Well, bummer.  Caregivers who have lost loved ones to ALS have a lot of interesting perspective and experience to offer.

Chapter 3
I asked if I could submit comments for ALSA executives and trustees "listening" and was given this email address.

I submitted the following:

Below are two comments that I would like to have made on yesterday afternoon's Listening Tour call.  I hope that this perspective will be helpful to the executives and trustees who are listening. Thank you.
_____________________

1. ALS Registry

The CDC’s ALS Registry has been a disappointment on many levels – from process to oversight to deliverables.  ALSA controls most of the oversight by being lobbyist-in-chief for the project funding and by influencing so many of the appointments to the annual meeting group. 
Please make a serious, tough, businesslike review of this terribly expensive project. 
It has few of the characteristics of a smart, effective disease registry as cited by a recent report from FasterCures.  Completeness is certainly an issue that clouds any ATSDR reporting from the registry.  The project has a classic case of scope creep and distracting gingerbread.  Delays are rampant (we’re still waiting for the second annual report due last summer) and they are sloughed off with “it’s the government” excuses.  Appropriations are never substantiated to advocates with budget details before we're sent to Capitol Hill to ask for yet another $10 mil.  Oversight is hardly independent, especially given the financial relationships among those at the annual meeting.

It’s easy for charities to develop blind spots.  Has ALSA simply become an enabler on a most expensive project that has failed to live up to what a registry needs to be in 2016?  Please take a look at this report as a comparison to what we get -- https://www.cff.org/2014-Annual-Data-Report.pdf

We need some accountability at all levels in this project.  $70 million+ is an obscene amount of money to have plowed into  something that has not delivered what we need in an ALS registry.  

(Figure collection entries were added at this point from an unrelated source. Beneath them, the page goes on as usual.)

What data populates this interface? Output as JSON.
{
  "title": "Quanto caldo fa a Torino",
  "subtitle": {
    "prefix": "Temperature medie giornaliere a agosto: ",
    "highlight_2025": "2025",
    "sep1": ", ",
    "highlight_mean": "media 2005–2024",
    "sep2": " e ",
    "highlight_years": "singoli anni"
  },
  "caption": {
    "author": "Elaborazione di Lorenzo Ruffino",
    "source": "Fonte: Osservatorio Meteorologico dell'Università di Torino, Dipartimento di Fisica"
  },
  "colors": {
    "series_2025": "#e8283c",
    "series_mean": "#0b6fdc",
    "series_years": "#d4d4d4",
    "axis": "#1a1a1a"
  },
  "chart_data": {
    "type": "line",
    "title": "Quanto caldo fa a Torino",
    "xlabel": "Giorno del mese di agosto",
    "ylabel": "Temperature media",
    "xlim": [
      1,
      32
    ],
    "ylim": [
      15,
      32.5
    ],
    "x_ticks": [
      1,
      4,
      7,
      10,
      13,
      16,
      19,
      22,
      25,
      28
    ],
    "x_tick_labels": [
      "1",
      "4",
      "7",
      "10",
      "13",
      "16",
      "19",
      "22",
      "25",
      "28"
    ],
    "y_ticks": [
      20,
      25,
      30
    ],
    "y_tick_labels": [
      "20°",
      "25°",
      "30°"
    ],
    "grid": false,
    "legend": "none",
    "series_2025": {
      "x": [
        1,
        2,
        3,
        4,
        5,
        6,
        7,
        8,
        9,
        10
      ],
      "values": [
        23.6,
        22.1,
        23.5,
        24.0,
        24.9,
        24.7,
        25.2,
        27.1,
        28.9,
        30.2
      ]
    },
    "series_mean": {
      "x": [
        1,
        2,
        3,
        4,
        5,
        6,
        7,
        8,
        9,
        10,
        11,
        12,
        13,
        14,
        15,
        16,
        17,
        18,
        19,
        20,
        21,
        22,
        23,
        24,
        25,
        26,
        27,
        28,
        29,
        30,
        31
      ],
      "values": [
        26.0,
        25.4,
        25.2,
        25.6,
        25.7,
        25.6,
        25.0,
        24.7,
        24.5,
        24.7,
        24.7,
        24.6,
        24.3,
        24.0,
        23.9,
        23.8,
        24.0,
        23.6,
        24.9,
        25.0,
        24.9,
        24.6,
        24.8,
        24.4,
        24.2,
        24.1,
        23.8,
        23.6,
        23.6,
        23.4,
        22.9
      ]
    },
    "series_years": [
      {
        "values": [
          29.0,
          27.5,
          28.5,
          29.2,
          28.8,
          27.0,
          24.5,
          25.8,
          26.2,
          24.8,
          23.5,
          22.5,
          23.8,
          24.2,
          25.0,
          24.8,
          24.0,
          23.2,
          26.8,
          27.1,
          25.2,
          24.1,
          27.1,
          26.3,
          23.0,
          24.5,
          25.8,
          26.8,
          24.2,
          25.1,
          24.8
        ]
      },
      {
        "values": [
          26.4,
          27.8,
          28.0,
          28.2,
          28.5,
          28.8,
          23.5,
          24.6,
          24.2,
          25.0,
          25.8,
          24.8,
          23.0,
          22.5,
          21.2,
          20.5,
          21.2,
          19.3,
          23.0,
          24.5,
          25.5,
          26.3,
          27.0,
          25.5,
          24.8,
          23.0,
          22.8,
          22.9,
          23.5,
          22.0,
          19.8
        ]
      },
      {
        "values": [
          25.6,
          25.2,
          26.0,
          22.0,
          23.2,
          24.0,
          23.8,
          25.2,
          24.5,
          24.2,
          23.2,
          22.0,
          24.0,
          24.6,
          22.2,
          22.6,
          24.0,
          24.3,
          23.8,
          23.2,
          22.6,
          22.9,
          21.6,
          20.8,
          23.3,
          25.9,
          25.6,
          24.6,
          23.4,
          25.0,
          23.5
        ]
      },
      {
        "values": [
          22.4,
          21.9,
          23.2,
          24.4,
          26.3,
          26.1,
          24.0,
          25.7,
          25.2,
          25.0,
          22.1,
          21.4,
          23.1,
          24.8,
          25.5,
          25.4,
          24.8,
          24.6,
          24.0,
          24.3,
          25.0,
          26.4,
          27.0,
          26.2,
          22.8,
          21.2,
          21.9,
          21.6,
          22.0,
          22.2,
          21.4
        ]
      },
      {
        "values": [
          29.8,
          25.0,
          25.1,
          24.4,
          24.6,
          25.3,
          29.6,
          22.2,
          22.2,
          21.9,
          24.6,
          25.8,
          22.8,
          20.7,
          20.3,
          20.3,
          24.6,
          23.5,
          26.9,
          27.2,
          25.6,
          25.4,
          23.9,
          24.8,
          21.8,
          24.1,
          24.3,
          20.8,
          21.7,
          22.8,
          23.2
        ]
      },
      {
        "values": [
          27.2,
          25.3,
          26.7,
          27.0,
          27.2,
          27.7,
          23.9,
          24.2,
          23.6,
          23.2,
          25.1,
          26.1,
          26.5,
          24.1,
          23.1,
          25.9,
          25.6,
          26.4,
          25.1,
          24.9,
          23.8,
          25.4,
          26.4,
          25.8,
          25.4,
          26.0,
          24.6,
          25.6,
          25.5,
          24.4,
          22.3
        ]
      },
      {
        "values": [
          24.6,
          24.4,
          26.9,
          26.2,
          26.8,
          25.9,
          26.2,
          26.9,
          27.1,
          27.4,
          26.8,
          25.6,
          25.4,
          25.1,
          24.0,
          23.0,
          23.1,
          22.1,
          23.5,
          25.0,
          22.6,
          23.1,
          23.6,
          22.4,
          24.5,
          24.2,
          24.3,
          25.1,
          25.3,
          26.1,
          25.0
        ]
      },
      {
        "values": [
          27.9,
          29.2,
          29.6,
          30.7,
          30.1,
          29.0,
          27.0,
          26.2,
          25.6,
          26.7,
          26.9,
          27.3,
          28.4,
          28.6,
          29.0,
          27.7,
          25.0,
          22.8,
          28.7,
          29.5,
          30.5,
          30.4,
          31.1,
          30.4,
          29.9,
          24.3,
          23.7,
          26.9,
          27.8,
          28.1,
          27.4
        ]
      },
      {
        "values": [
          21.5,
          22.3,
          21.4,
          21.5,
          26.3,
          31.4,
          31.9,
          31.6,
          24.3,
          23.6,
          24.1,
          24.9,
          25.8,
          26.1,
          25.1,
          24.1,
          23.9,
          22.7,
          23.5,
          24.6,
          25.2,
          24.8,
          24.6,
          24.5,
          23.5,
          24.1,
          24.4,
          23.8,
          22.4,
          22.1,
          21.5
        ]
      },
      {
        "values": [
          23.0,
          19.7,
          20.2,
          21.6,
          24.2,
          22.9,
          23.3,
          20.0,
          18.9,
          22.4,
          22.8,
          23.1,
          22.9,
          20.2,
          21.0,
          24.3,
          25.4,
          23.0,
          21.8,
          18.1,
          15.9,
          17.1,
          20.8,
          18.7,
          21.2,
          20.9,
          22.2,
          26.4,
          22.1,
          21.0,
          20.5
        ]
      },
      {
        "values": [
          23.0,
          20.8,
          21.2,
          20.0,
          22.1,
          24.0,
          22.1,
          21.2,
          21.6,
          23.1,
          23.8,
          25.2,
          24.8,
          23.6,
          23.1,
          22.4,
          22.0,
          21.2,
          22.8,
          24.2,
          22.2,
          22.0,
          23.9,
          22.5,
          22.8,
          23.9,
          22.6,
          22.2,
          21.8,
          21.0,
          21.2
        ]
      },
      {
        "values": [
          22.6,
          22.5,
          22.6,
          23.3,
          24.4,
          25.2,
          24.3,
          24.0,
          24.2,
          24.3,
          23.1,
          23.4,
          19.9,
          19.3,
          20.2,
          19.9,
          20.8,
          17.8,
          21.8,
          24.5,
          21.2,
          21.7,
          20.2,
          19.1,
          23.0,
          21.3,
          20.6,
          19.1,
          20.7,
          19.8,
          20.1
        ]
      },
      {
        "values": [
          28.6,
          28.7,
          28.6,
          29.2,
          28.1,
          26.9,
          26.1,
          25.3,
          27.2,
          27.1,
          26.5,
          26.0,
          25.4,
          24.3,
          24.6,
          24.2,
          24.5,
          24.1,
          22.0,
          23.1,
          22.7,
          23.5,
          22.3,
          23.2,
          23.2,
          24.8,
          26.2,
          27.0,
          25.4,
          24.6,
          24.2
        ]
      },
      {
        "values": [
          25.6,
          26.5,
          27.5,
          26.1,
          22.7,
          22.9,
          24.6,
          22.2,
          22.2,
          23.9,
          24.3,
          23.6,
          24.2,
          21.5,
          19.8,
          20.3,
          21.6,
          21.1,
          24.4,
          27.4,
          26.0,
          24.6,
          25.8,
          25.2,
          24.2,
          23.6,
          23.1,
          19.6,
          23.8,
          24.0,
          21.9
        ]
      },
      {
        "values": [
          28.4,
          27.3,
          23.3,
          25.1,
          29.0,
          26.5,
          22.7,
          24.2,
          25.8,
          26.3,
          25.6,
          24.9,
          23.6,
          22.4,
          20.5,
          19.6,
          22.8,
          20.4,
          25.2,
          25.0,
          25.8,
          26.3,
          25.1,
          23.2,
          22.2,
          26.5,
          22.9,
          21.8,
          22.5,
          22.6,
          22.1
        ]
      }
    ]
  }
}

2. ALSA Inspire "Community"

I don't understand why you have allowed the Inspire ALSA “support group and discussion community” (formerly known as the “virtual advocacy community”) to languish in the manner it has.
People needing support and answers stumble across that site, they see the ALSA logo, and they expect trustworthy help.  Instead they often get terrible or no advice and there is no active contribution from ALSA.  That’s misleading for people with ALS and caregivers, and they sure don’t need misleading. 
Putting up a “support group and discussion community” website and simply slapping your logo on it and stopping by every few weeks to censor inappropriate postings isn’t right.  Please just pull the plug on it.

 I hope that we receive the link to the transcript soon.  I would like to hear or read what others had to say.